2. Companies forget to take the context into account

One of the very first steps you need to take when you start selecting talent is to outline the prospective employee’s new work environment. Another word for this is context. This is an essential step, because there is no such thing as universal skills and traits that will fit every single organization or match each conceivable scenario. The assumption that a highly talented person will succeed in any situation and every possible leadership role is inherently flawed.

Often, be it in sports, business or politics, outliers succeed in the context of specific challenges paired with a particular set of conditions. In other words, they excel under certain circumstances and with a distinct group of people with complementary skills. A soccer player who does well at Manchester United, may be less successful at Chelsea or Barcelona. Yet, many organizations still regard top talent as a universally effective magic potion.

 

3. Candidate interviews are unstructured

Any observation of people is bound to be complicated and somewhat biased. None of us has an objective, unbiased view of the world. Positive and negative biases swirl around us, nudging our views.

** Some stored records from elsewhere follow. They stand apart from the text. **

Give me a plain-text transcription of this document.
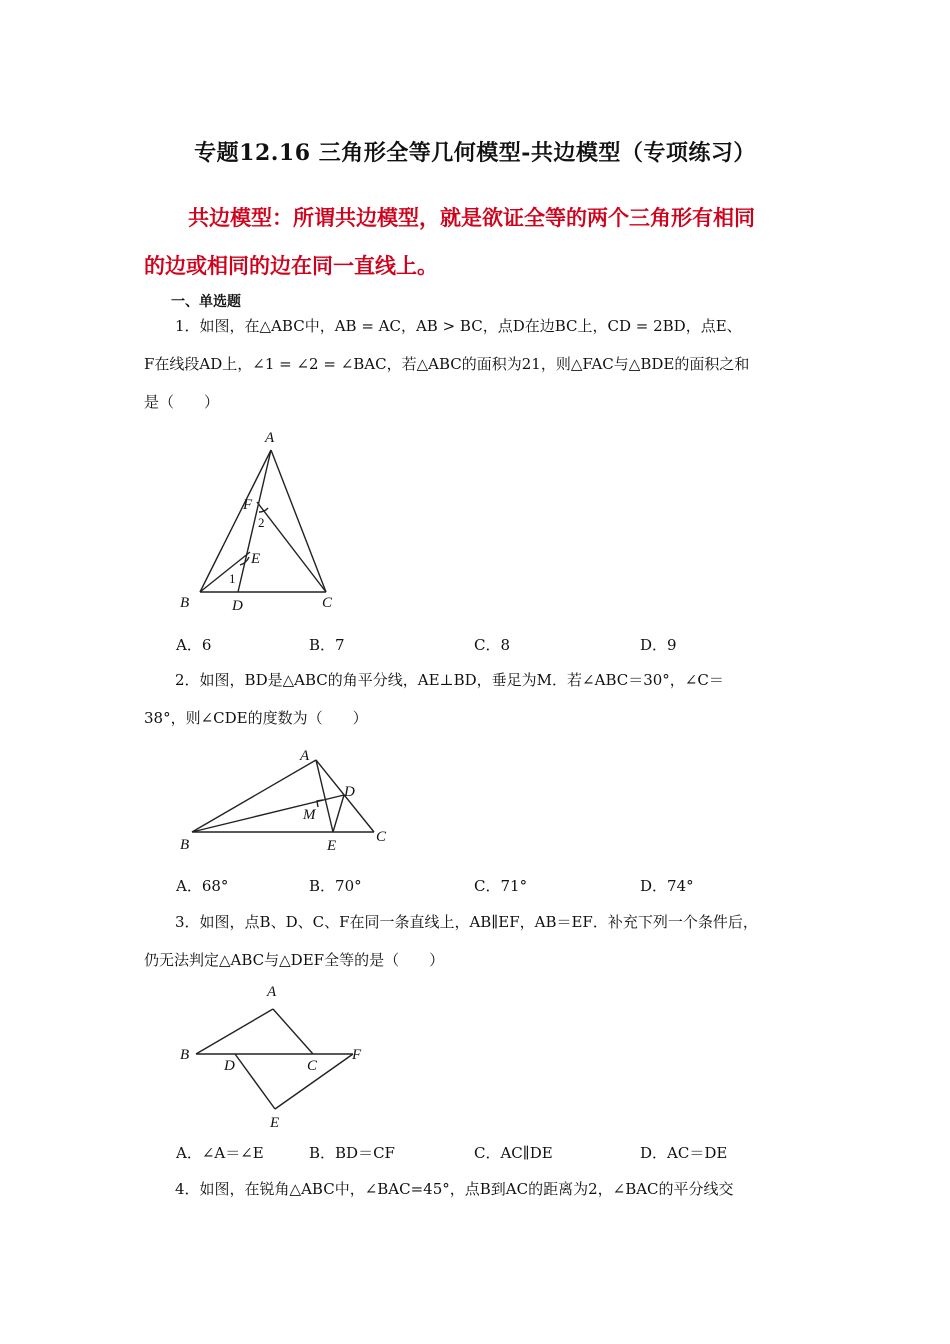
专题12.16 三角形全等几何模型-共边模型（专项练习）
共边模型：所谓共边模型，就是欲证全等的两个三角形有相同
的边或相同的边在同一直线上。
一、单选题
1．如图，在△ABC中，AB = AC，AB > BC，点D在边BC上，CD = 2BD，点E、
F在线段AD上，∠1 = ∠2 = ∠BAC，若△ABC的面积为21，则△FAC与△BDE的面积之和
是（　　）
A
B	C
D
E
F
1
2
A．6	B．7	C．8	D．9
2．如图，BD是△ABC的角平分线，AE⊥BD，垂足为M．若∠ABC＝30°，∠C＝
38°，则∠CDE的度数为（　　）
A
B	C
D
E
M
A．68°	B．70°	C．71°	D．74°
3．如图，点B、D、C、F在同一条直线上，AB∥EF，AB＝EF．补充下列一个条件后，
仍无法判定△ABC与△DEF全等的是（　　）
A
B
C
D
E
F
A．∠A＝∠E	B．BD＝CF	C．AC∥DE	D．AC＝DE
4．如图，在锐角△ABC中，∠BAC=45°，点B到AC的距离为2，∠BAC的平分线交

Taking your intuition into account is fine, provided it is not the sole foundation for your decision. If you have, say, un uneasy feeling about a candidate, you need to examine the facts more and find a rationale – solid data – to back up your uneasy feeling. First impressions and trusted instincts are often over-rated.

The majority of today’s companies interview candidates thoroughly, yet in an unstructured way. Final decisions on candidates ought to be rational, objective and quantifiable! A good way to achieve this is by using a focused or structured interview, in which you use a list of predetermined criteria to decide if a candidate is suitable for the specific position. Based on scientific research (i.e. Schmidt & Hunter) the predictability of future success will increase significantly!

 

4. Companies do not recognize the derailers

Even companies that do interview their candidates in a structured way sometimes fail in selecting the right candidate. They often look closely at positive aspects but do not fully realize that too much predetermined criteria can be overkill — too much of a good thing can still be fatal.

These derailers, as we call them in executive recruitment, are difficult to avoid altogether because they are the downside of key factors of growth and prosperity. Charisma and self-confidence, for instance, can easily turn to arrogance or a lack of introspection if they are overdeveloped. For this reason, every interview needs to determine a candidate’s assets as well as their strength.

 

5. Companies restrict themselves to a limited range of selection tools

Although research has taught us that using a variety of selection techniques will produce a better prediction for future suitability, most companies still use a limited range of selection tools. They often arrange for two or three (unstructured) interview rounds, combined with a dash of intuition, and a short reference check to confirm the positive findings of the interviews.

Instead I would advise you to try my method for selecting agile talent, which consists of nine steps carried out over three consecutive stages: the preparation, the actual selection and the verifying of the conclusions. I am not saying that the combination of all the steps will lead to a 100% match in all cases, but guarantee that you will have far better and more reliable results.

I advise you not to imit your selection process to one or two traditional techniques that mainly focus on knowledge and abilities. Rather, include a variety of tools that also focus on personality and motivational needs and please realize that in selection the following rule still applies:

“You are hired for your abilities and fired for who you are.”